The Seattle King County NAACP has been urging the district to expand and improve ethnic studies in the curriculum.

“This has such extraordinary promise,” said school board member Leslie Harris.

Ethnic studies would focus on the history, culture, language and literature of people of color in the U.S., helping students understand and appreciate the diversity in the school district and across the country, according to the resolution.

After seeing such high interest about the resolution, the school board fast tracked the measure for approval.

However, the board stressed there were still details that need to be worked out, including funding, curriculum, and implementation.

Board member Rick Burke said one of the challenges would be developing the course with the district’s “scant budget.”
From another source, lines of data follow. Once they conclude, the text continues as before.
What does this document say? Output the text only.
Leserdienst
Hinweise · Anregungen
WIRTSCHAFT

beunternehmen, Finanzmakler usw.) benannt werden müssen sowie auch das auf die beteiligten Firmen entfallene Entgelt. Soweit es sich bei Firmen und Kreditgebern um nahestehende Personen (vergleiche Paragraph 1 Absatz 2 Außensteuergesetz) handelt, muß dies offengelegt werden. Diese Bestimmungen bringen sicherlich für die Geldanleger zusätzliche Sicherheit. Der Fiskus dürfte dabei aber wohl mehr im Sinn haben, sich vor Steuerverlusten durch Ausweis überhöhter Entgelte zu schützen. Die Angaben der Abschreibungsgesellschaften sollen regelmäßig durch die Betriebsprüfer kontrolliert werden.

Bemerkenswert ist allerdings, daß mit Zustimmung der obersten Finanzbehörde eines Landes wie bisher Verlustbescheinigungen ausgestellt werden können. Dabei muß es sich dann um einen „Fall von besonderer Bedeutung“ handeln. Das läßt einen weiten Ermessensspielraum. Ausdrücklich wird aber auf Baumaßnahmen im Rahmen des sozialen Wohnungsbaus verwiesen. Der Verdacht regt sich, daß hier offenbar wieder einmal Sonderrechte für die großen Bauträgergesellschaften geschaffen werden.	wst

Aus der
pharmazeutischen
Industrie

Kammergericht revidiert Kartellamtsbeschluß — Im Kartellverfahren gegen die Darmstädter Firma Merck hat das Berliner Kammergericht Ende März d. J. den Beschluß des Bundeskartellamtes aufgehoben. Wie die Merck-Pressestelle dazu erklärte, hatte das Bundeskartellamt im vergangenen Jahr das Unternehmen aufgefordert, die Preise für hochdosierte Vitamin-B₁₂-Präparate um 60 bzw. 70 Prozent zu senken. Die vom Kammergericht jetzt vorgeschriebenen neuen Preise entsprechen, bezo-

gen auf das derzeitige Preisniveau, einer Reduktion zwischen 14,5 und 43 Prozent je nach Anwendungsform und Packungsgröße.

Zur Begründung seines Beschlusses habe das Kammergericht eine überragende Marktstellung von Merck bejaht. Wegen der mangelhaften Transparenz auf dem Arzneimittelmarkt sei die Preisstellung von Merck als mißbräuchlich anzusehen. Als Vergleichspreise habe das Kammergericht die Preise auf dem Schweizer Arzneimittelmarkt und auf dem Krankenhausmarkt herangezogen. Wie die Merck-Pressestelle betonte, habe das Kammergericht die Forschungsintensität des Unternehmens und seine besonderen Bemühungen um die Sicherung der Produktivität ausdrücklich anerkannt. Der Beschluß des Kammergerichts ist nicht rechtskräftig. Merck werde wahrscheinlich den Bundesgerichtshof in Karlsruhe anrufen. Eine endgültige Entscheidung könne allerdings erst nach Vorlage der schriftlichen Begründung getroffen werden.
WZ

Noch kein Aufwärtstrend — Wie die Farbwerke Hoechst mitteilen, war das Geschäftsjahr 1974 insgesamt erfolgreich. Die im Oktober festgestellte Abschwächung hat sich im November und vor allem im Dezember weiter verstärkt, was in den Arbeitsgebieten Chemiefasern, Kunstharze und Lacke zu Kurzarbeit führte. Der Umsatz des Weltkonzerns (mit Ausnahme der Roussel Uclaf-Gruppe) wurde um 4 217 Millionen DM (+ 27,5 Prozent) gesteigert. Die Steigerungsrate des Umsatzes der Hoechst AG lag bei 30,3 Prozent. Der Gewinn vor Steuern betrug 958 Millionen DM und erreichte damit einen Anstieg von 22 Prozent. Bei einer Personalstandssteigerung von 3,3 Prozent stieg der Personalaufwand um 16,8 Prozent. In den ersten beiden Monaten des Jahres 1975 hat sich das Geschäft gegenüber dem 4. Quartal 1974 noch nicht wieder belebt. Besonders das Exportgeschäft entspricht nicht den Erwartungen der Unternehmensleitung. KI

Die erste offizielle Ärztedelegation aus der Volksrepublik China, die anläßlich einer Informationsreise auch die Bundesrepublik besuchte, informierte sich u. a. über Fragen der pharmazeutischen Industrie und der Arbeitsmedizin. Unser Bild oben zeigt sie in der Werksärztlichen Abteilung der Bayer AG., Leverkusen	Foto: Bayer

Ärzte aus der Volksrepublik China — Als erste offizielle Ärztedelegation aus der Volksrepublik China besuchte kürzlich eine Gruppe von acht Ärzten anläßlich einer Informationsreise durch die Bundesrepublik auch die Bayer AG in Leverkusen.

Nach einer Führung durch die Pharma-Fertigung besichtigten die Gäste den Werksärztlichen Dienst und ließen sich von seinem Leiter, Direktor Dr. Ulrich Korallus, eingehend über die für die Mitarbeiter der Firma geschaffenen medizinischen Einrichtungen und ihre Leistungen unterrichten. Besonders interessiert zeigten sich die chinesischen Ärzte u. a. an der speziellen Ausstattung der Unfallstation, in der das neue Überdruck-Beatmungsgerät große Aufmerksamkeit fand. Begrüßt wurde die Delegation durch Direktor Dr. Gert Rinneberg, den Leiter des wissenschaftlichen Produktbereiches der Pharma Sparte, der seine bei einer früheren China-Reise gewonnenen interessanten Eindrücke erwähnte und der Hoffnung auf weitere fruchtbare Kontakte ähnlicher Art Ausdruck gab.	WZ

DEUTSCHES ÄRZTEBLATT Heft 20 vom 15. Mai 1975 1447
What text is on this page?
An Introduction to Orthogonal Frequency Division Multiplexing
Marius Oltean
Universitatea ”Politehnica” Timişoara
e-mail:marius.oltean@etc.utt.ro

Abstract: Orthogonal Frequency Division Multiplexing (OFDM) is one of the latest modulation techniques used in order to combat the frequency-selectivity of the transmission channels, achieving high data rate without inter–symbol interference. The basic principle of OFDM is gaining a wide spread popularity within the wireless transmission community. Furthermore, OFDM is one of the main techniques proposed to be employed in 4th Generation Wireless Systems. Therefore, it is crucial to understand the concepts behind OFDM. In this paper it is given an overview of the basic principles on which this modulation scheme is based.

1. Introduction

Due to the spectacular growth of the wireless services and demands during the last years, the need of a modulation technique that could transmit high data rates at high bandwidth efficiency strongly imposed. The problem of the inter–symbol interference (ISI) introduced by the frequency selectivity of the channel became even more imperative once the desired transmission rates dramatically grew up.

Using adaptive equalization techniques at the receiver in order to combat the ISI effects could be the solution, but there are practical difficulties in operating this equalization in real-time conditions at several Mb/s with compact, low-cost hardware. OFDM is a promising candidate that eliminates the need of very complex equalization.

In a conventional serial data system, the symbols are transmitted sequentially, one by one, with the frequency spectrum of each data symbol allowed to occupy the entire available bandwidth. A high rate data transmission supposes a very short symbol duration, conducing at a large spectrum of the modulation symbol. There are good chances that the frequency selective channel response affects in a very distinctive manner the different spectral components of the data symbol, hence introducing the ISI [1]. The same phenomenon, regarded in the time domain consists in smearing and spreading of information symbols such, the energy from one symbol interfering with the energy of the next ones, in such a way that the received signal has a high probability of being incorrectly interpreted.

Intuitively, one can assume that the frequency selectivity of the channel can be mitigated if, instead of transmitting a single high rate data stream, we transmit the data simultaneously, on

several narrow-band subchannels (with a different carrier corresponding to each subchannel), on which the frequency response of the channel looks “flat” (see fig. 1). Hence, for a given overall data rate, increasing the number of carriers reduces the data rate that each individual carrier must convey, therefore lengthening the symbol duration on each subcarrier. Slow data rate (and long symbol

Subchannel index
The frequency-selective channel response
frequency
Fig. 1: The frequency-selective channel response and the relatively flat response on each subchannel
“I know that’s been at the root of the conversations is how we’re leveraging existing resources,” Burke said. “How we’re building off current work streams, how we’re using staff expertise that we have now, successful programs that we have now…and we’re not creating things from scratch.”

When implementing ethnic studies, the board cautioned that robust professional development and community conversations will be key, because the course deals with sensitive topics, including race and ethnicity.

“Those two issues if not well implemented have the potential to be very explosive,” board member Stephan Blanford said.

The board also has not nailed down a single definition of what ethnic studies would entail. Board members said they had seen emails from resolution supporters with multiple definitions of what it should be.

Burke encouraged supporters to “stay true to a shared vision of what ethnic studies is and how it supports our students.”